In a system where education is often rigid and examination-driven, such an approach stands out. It encourages children to ask questions, experiment freely and learn from mistakes, skills that are essential for innovation but often discouraged in conventional classrooms.
Beyond its immediate beneficiaries, FutureMakers carries broader implications for Nigeria’s development discourse. For years, the country’s youthful population has been described as a potential demographic dividend. Yet potential alone does not translate into productivity or innovation. Without deliberate investment in skills, mindset and opportunity, a large youth population can just as easily become a source of social and economic pressure.

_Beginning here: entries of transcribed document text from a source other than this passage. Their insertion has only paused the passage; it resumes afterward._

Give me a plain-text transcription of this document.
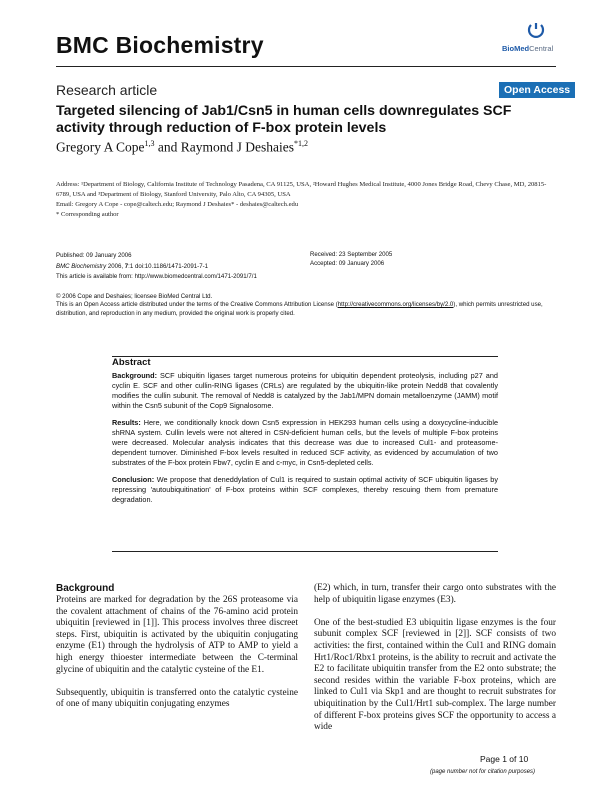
BMC Biochemistry	BioMedCentral
Research article	Open Access
Targeted silencing of Jab1/Csn5 in human cells downregulates SCF activity through reduction of F-box protein levels
Gregory A Cope$^{1,3}$ and Raymond J Deshaies$^{*1,2}$
Address: ¹Department of Biology, California Institute of Technology Pasadena, CA 91125, USA, ²Howard Hughes Medical Institute, 4000 Jones Bridge Road, Chevy Chase, MD, 20815-6789, USA and ³Department of Biology, Stanford University, Palo Alto, CA 94305, USA
Email: Gregory A Cope - cope@caltech.edu; Raymond J Deshaies* - deshaies@caltech.edu
* Corresponding author
Published: 09 January 2006
BMC Biochemistry 2006, 7:1 doi:10.1186/1471-2091-7-1
This article is available from: http://www.biomedcentral.com/1471-2091/7/1
Received: 23 September 2005
Accepted: 09 January 2006
© 2006 Cope and Deshaies; licensee BioMed Central Ltd.
This is an Open Access article distributed under the terms of the Creative Commons Attribution License (http://creativecommons.org/licenses/by/2.0), which permits unrestricted use, distribution, and reproduction in any medium, provided the original work is properly cited.
Abstract

Background: SCF ubiquitin ligases target numerous proteins for ubiquitin dependent proteolysis, including p27 and cyclin E. SCF and other cullin-RING ligases (CRLs) are regulated by the ubiquitin-like protein Nedd8 that covalently modifies the cullin subunit. The removal of Nedd8 is catalyzed by the Jab1/MPN domain metalloenzyme (JAMM) motif within the Csn5 subunit of the Cop9 Signalosome.

Results: Here, we conditionally knock down Csn5 expression in HEK293 human cells using a doxycycline-inducible shRNA system. Cullin levels were not altered in CSN-deficient human cells, but the levels of multiple F-box proteins were decreased. Molecular analysis indicates that this decrease was due to increased Cul1- and proteasome-dependent turnover. Diminished F-box levels resulted in reduced SCF activity, as evidenced by accumulation of two substrates of the F-box protein Fbw7, cyclin E and c-myc, in Csn5-depleted cells.

Conclusion: We propose that deneddylation of Cul1 is required to sustain optimal activity of SCF ubiquitin ligases by repressing 'autoubiquitination' of F-box proteins within SCF complexes, thereby rescuing them from premature degradation.

Background

Proteins are marked for degradation by the 26S proteasome via the covalent attachment of chains of the 76-amino acid protein ubiquitin [reviewed in [1]]. This process involves three discreet steps. First, ubiquitin is activated by the ubiquitin conjugating enzyme (E1) through the hydrolysis of ATP to AMP to yield a high energy thioester intermediate between the C-terminal glycine of ubiquitin and the catalytic cysteine of the E1.

Subsequently, ubiquitin is transferred onto the catalytic cysteine of one of many ubiquitin conjugating enzymes

(E2) which, in turn, transfer their cargo onto substrates with the help of ubiquitin ligase enzymes (E3).

One of the best-studied E3 ubiquitin ligase enzymes is the four subunit complex SCF [reviewed in [2]]. SCF consists of two activities: the first, contained within the Cul1 and RING domain Hrt1/Roc1/Rbx1 proteins, is the ability to recruit and activate the E2 to facilitate ubiquitin transfer from the E2 onto substrate; the second resides within the variable F-box proteins, which are linked to Cul1 via Skp1 and are thought to recruit substrates for ubiquitination by the Cul1/Hrt1 sub-complex. The large number of different F-box proteins gives SCF the opportunity to access a wide

Page 1 of 10
(page number not for citation purposes)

By focusing on children rather than waiting until adolescence or adulthood, FutureMakers is pushing the conversation upstream, recognising that attitudes towards creativity and problem-solving are formed early on. The programme also sends an important signal about the evolving role of government agencies like NASENI.
Traditionally associated with heavy engineering and industrial infrastructure, NASENI is redefining its understanding of infrastructure to include human capital. Roads, machines and factories remain important, but without skilled and creative people to design, operate and improve them, such infrastructure cannot deliver sustainable development. By investing in children’s innovation capacity, NASENI is effectively laying the groundwork for the technologies and industries of the future.
At the launch, calls were made to parents, teachers and the private sector to see FutureMakers as a shared responsibility. Parents were urged to encourage curiosity rather than suppress it, to allow children explore ideas even when they seem unconventional. Teachers were challenged to integrate creativity and innovation into everyday learning, not as occasional extracurricular activities but as core elements of education.
Private sector players were invited to invest in the programme by sponsoring challenges, funding prototypes and supporting regional hubs, recognising that today’s FutureMakers could become tomorrow’s entrepreneurs, engineers and industry leaders. For the children themselves, the significance of the programme may not yet be fully clear. To many, it may feel like just another holiday camp or school activity.
However, as Dr. Yazid reminded them, some of the most important moments in life only reveal their meaning in hindsight. Years from now, some of these participants may look back and trace their confidence, careers and contributions to society to this early exposure to innovation and belief in their abilities.
Furthermore, FutureMakers by NASENI represents more than a programme launch. It is a statement about the kind of future Nigeria wants to build and the path it believes will get it there. It acknowledges that innovation is not an accident and that global competitiveness is not achieved through declarations alone. It is built patiently, by investing in people early, nurturing their ideas and giving them the tools and confidence to create solutions to real problems.
By knocking on the doors of Nigerian children across cities, towns and villages, FutureMakers is offering something that has long been in short supply: structured opportunity at an early age. Its underlying idea is difficult to fault. If Nigeria is serious about shaping its technological and industrial future, then betting on its children may be the smartest place to start.